A farmer preparing his land for the first time is supposed to clear the bushes and for the shorter weeds, he sprays them with herbicides, explains Barden.

Thereafter, one digs the holes for planting seeds or first tills the land using chisel ploughing to a depth of 20cm before he makes planting holes.

“After this, one is ready to sow seeds or seedlings. The dead weeds are also not burnt or removed from the farm but are let to rot there. This helps in conservation of water as well as enriching soil. They act as mulch,” he says, adding he plants twice a year at the onset of rains.

Before he turned to conservation farming, he says he had tried the normal cultivation back at home and experienced eight crop failure out of the 10 times that he tried.

“If I had not taken this idea, I would be broke by now and perhaps back to my homeland,” he states.

Barden harvests 1,000kg of green grams from an acre, with the crop taking 150-160 days to reach maturity.

As for chick peas, he harvests 1,100kg from the same piece of land after 140 days.

“Maturity of any crop depends on climate.

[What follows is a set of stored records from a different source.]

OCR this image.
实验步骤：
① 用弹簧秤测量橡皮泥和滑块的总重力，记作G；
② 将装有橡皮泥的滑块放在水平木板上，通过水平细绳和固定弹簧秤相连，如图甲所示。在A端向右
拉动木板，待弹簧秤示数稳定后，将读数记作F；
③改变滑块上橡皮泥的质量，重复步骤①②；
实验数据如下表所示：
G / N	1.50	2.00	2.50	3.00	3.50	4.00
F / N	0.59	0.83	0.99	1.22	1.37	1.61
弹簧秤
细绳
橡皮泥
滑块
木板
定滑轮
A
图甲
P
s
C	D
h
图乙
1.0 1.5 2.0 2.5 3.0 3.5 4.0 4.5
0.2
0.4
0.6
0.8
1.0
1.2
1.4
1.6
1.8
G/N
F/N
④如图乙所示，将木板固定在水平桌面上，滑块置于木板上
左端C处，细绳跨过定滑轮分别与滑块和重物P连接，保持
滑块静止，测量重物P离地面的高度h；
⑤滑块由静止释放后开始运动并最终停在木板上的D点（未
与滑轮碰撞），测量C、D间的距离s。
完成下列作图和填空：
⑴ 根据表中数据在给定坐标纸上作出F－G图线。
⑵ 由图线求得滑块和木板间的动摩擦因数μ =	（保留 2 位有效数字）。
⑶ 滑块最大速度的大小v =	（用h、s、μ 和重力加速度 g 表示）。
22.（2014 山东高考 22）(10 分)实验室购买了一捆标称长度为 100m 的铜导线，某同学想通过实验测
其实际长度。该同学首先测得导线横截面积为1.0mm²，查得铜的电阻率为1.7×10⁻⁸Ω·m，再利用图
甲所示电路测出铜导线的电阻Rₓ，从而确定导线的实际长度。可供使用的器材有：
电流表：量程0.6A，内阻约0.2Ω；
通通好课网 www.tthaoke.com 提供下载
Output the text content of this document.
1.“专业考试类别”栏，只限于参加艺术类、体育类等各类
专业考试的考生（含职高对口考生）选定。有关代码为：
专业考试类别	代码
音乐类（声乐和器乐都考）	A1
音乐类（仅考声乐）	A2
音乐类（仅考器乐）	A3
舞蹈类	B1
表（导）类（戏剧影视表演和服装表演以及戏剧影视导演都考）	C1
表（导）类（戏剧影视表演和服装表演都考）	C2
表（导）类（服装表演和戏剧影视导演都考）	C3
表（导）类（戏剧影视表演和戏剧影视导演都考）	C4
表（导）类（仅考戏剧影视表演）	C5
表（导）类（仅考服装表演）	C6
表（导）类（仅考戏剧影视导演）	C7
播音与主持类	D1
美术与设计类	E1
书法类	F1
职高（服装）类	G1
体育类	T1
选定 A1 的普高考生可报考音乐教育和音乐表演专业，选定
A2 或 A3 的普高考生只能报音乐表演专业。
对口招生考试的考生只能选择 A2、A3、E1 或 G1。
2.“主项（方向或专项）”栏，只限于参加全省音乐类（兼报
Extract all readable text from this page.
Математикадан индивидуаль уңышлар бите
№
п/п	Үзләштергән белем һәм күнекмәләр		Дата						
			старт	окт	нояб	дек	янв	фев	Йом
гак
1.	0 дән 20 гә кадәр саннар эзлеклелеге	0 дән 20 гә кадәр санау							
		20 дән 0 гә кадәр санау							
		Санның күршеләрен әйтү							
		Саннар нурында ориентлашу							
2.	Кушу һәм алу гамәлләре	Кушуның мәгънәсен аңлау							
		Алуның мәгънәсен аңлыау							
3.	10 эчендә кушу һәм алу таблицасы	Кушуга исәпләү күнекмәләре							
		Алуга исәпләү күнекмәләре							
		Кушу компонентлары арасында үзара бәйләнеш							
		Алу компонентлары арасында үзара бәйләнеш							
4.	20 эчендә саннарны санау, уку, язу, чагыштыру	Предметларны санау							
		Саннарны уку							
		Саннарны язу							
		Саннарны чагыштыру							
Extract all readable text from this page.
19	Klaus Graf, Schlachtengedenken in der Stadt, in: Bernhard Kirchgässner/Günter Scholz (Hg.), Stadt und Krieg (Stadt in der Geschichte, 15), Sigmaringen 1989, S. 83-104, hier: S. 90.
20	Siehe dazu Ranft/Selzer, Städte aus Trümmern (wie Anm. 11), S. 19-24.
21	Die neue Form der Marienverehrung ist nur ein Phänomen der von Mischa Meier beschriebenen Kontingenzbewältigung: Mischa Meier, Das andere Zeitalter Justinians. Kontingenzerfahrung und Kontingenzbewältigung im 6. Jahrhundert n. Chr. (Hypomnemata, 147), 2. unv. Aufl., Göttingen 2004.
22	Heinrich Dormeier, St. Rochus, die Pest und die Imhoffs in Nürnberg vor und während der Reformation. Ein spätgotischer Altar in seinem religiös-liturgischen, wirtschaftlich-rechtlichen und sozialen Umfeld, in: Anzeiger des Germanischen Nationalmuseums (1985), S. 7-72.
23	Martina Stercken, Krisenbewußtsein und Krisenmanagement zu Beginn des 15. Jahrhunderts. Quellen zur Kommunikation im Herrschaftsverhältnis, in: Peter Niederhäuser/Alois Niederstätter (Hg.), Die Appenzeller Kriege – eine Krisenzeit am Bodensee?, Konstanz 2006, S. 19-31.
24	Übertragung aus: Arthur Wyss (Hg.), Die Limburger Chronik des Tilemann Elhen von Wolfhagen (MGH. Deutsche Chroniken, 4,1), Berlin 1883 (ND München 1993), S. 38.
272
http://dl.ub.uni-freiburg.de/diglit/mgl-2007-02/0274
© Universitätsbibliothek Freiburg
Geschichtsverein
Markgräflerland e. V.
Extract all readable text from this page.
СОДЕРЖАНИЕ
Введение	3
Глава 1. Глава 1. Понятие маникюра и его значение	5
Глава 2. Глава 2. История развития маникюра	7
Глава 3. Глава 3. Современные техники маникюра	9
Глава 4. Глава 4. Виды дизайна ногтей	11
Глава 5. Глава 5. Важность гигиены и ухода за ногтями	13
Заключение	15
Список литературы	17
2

If its cold, they take long, but mature faster when hot,” he says.

For the two years Barden has been growing chick peas and green grams, he says he has broken even.

David Njogu, the chief engineer and head of mechanisation in the Ministry of Agriculture, says nearly all crops can be grown using this method.

“Through the same management under similar weather conditions and same size of land, crop grown under conservation agriculture produces 20 per cent more than convention agriculture.”

“This method though is not new, but has more advantages than conventional farming. It lowers the cost of production by 45 per cent since it requires less labour and less machinery usage,” he adds.

He notes conservation agriculture can also be used in regions that receive high rainfall with farmers taking advantage of this to plant twice.

Currently, only less than one per cent of farmers in the country practice conservation agriculture and Njogu says the ministry is working to raise the number to 10 percent.

Barden, who caught the attention of the Ministry of Agriculture, says the method of farming requires 10 per cent tree cover around the farm.

His prowess in the farming has landed him a new title – conservation farming ambassador. The government will use him to sensitise other farmers on the importance and advantages of this type of farming that is used to grow tea.

“The land also needs to be flat so that it can retain water. However, this type of farming only allows one to practice mono-culture. Chemicals sprayed to kill weeds only spare one type of crop on the farm. In this case, a farmer only plants one type at a go or engages in crop paddocking.”

Barden has been growing his crops for local market noting that the country has a big deficit of pulses.

He has employed three workers on a permanent basis and hires several casual labourers during planting, spraying of weeds and harvesting.

“With the changing climate, this is one method of farming that we are certain  will boost food security in our country as well as change the lives of our small scale farmers. We will do all it take to advocate for it countrywide,” says Dr Andrew Tuimur, Chief Administrative Secretary, in the Agriculture ministry.